General Pic Question

[richb]

Hi

Before I start I must point out that I come from a CS background and electronics is very new to me. Hopefully this question isn't too stupid, but I have google’d, and the results haven’t satisfied me.

I'm looking at using a PIC16F84 chip to activate an opto-isolator to switch an external device, don't want to use a relay.

My question is, when I set for example port RA0 to Ouput and I send '1' the port is driven high, does this mean i'm outputting the 'VDD' voltage on the RA0 line. Same for when I send '0', am I just grounding the Pin.

If someone could explain the Input/Output concept or point me to some information it would be greatly appreciated.

Thanks

Rich

 

[eng1]

When the output of the port is high, the voltage is not exactly Vdd; it is
Vdd-0.7 V (min). When the output is low, the voltage is 0.6 (max). This parameters are named Voh and Vol in the data sheet.

 

[richb]

ok that makes sence.

What i am confused about is what is going on in this diagram then:-

https://hansmi.ch/download/hardware/wrap-powercontrol/schema.png

I assume then that P0 and P1 are both set to input and when set to '0' are grounding (pulling down) the LED's and optoisolator. Am i correct in saying this ?

 

[Nigel Goodwin]

That isn't a PIC, so it's not a very good example - but assuming it was, P0 and P1 would be set as outputs, set high to turn the LED's (and opto-couplers) OFF, and set low to turn then both ON.

 

[richb]

Thanks.

So I assume then that for this circuit attached, set HIGH would turn the LED's and opto-couplers on and set LOW would turn them off ?
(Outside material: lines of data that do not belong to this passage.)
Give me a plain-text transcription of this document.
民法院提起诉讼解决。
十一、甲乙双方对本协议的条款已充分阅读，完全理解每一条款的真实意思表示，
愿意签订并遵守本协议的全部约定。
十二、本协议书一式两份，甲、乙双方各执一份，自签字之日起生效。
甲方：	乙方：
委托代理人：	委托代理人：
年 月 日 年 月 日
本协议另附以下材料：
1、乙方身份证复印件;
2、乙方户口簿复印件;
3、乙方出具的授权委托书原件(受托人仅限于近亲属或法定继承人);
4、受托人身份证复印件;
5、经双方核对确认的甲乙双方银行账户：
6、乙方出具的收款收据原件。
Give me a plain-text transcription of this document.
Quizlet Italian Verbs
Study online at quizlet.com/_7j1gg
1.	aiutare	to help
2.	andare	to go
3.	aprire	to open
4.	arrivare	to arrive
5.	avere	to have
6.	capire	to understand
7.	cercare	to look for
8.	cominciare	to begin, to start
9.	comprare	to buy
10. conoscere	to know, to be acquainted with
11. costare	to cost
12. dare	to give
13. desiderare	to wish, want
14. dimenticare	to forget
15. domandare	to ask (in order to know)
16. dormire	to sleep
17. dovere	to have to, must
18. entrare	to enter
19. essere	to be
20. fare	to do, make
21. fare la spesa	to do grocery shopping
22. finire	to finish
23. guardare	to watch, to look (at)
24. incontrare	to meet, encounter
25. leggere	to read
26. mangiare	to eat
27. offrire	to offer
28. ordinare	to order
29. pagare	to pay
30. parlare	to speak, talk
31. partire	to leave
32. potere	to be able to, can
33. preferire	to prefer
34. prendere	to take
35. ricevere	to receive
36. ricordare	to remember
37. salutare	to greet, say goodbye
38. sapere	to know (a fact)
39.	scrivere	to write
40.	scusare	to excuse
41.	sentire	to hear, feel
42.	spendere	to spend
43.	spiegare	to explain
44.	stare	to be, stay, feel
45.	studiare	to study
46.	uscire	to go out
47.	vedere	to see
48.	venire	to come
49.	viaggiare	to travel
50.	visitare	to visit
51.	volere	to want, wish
I'm just checking just encase it doesn't work like this

Sorry for the visio diagram, really need some other software.

Thanks

 

[Mike - K8LH]

That should work with a couple qualifiers;

(1) You probably should have current limiting resistors in series with each LED and optocoupler.
(2) PIC I/O pins can sink a little more current than they can source and I suspect that's one of the reasons 'sink' switching to ground is used more often than 'source' switching.

Good luck. Mike

 

[rockin_rick]

Yes, but you need those current limiting resistors so that you do not exceed the PIC's max current out per pin/port spec and so you don't blow the LEDs.

FWIW - A lot of circuits work 'backwards' and use their I/O to ground the circuit (sink) rather than use their I/O to provide the +V (source) because a lot of devices can sink more current than they can source. That PCF8574, for example, can only source (at max) 300uA, while it can sink (typ) 25mA.

Rick

 

[rockin_rick]

Oops, Mike beat me to it while I was digging in the PCF datasheet!

Rick

 

[eng1]

If you use the PIC16F84, as you said in your first message, then you can't use a 3.3V power supply. You need 5 V.

 

[Nigel Goodwin]

If you use the PIC16F84, as you said in your first message, then you can't use a 3.3V power supply. You need 5 V.

Nobody should be looking at using a 16F84 in the 21st century!, it's long time replacement the 16F628 is available in an LF version!.